The next adverse ruling occurred during the direct-examination of Betsy Boston. Appellant objected to Boston's testimony that she had not completed her community service requirement. Appellant argued that there was no documentation presented to verify Boston's opinion regarding her community service hours, and that any testimony from Boston concerning this issue should be considered hearsay. The trial court overruled the objectionbased on its finding that Boston was in charge of appellant's file.

Evidentiary matters regarding the admissibility of evidence are left to the sound discretion of the trial court, and rulings in this regard will not be reversed absent an abuse of discretion.
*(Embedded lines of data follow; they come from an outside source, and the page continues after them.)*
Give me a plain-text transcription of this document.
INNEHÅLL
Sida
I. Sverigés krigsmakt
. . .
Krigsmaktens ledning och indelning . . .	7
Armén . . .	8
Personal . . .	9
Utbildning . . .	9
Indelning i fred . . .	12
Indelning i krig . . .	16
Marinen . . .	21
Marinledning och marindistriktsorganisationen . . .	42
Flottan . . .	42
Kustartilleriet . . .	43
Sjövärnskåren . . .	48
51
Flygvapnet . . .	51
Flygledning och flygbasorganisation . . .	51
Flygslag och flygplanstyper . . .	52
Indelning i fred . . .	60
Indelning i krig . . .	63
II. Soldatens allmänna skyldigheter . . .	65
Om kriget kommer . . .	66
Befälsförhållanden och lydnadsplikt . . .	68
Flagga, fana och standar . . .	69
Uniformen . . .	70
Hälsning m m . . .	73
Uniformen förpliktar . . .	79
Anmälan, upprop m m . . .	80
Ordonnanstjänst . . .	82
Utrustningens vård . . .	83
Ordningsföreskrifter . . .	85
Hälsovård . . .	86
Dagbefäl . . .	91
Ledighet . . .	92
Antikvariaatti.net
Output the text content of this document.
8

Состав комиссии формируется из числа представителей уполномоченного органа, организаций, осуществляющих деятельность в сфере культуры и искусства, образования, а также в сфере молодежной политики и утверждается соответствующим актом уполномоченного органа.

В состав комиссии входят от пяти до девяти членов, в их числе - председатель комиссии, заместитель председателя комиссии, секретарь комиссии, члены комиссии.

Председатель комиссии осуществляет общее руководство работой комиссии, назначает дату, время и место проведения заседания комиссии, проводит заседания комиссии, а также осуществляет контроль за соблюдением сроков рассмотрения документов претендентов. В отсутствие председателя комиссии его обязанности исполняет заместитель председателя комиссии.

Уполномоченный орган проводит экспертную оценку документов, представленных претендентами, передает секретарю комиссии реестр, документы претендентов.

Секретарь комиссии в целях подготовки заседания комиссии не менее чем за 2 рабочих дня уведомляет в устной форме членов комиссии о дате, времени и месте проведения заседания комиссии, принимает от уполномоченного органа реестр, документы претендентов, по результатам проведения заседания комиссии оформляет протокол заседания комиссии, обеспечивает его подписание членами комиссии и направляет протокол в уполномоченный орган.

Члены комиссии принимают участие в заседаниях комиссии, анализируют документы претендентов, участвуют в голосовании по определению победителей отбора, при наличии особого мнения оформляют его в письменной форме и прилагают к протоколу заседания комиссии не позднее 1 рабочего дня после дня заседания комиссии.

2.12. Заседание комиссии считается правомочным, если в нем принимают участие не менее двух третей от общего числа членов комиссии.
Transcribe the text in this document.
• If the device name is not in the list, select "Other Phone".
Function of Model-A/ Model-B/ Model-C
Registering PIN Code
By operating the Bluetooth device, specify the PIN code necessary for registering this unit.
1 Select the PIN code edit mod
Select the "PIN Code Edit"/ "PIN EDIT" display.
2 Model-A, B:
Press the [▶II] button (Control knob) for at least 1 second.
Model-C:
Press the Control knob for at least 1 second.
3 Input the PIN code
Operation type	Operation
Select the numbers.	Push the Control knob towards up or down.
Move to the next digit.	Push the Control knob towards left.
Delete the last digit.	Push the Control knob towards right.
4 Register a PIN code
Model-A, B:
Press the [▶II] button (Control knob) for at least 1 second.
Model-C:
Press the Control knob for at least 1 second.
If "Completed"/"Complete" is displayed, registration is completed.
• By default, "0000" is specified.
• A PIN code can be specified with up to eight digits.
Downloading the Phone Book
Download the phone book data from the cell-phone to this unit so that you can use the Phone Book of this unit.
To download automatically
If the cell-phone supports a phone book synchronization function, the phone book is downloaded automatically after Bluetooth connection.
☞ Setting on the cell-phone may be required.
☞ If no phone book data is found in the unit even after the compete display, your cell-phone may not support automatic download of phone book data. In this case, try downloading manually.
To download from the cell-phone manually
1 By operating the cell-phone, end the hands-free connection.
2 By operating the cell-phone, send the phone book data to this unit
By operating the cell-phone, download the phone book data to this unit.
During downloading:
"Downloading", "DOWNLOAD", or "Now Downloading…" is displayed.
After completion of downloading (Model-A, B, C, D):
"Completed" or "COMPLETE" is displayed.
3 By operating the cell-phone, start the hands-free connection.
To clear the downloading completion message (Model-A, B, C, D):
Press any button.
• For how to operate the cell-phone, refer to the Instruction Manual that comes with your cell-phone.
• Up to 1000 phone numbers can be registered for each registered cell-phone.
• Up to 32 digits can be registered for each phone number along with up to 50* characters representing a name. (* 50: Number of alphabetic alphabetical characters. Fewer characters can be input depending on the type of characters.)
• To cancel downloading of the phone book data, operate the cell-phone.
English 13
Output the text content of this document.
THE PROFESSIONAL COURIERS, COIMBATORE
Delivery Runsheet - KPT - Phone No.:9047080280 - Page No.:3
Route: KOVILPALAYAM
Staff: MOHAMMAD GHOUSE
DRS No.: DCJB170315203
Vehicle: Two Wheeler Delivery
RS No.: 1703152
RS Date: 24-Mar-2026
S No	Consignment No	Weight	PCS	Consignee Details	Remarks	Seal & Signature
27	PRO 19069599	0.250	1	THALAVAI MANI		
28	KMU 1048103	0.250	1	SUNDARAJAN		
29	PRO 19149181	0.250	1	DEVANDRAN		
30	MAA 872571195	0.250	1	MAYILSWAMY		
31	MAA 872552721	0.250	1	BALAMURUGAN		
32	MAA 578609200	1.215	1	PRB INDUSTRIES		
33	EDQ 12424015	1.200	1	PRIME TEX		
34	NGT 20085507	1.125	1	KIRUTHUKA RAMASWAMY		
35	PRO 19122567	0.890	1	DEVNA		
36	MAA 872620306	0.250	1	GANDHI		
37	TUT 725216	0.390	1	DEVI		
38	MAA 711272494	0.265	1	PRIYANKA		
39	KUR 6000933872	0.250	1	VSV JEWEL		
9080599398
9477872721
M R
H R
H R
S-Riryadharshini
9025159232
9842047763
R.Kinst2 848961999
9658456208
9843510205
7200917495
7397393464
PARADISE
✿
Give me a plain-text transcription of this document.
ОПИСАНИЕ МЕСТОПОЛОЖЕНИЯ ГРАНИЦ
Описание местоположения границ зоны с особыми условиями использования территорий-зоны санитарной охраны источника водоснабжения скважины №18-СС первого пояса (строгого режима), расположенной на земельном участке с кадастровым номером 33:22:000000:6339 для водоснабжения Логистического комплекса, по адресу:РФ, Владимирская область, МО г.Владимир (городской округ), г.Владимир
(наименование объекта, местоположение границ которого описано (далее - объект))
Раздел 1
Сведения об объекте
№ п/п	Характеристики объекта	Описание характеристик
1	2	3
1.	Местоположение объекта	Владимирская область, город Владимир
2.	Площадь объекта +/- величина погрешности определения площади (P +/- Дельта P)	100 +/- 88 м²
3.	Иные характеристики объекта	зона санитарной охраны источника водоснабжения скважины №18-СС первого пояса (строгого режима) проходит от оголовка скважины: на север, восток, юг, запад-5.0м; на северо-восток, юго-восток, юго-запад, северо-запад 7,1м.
Leaks v. State, 66 Ark. App. 254, 990 S.W.2d 564 (1999). The appellate court will not reverse a trial court's ruling on a hearsay question unless the appellant can demonstrate an abuse of discretion. Sera v. State, 341 Ark. 415, 17 S.W.3d 61 (2000).

Appellant has not demonstrated that the trial court abused its discretion in overruling her hearsay objection. Betsy Boston testified that she was responsible for appellant's probation file and that information concerning appellant's community service hours were included in that file. Even if Boston's testimony could be considered hearsay, evidentiary error is harmless if the same or similar evidence is otherwise introduced at trial. Jones v. State, 326 Ark. 61, 931 S.W.2d 83 (1996). Furthermore, certain rules of evidence, including the hearsay rule, do not apply strictly to a revocation hearing as they would in a trial. Miner v. State, 342 Ark. 283, 27 S.W.3d 280 (2000). Here, appellant admitted on cross-examination that she had not completed her community service requirements.

The record has been reviewed in accordance with Rule 4-3 (j) of the Rules of the Arkansas Supreme Court and Court of Appeals. We conclude that there were no errors with respect to rulings adverse to the appellant and that this appeal is without merit. Accordingly, counsel's motion to be relieved is granted, and the judgment of conviction is affirmed.

Affirmed.

Stroud, C.J., and Jennings, J., agree.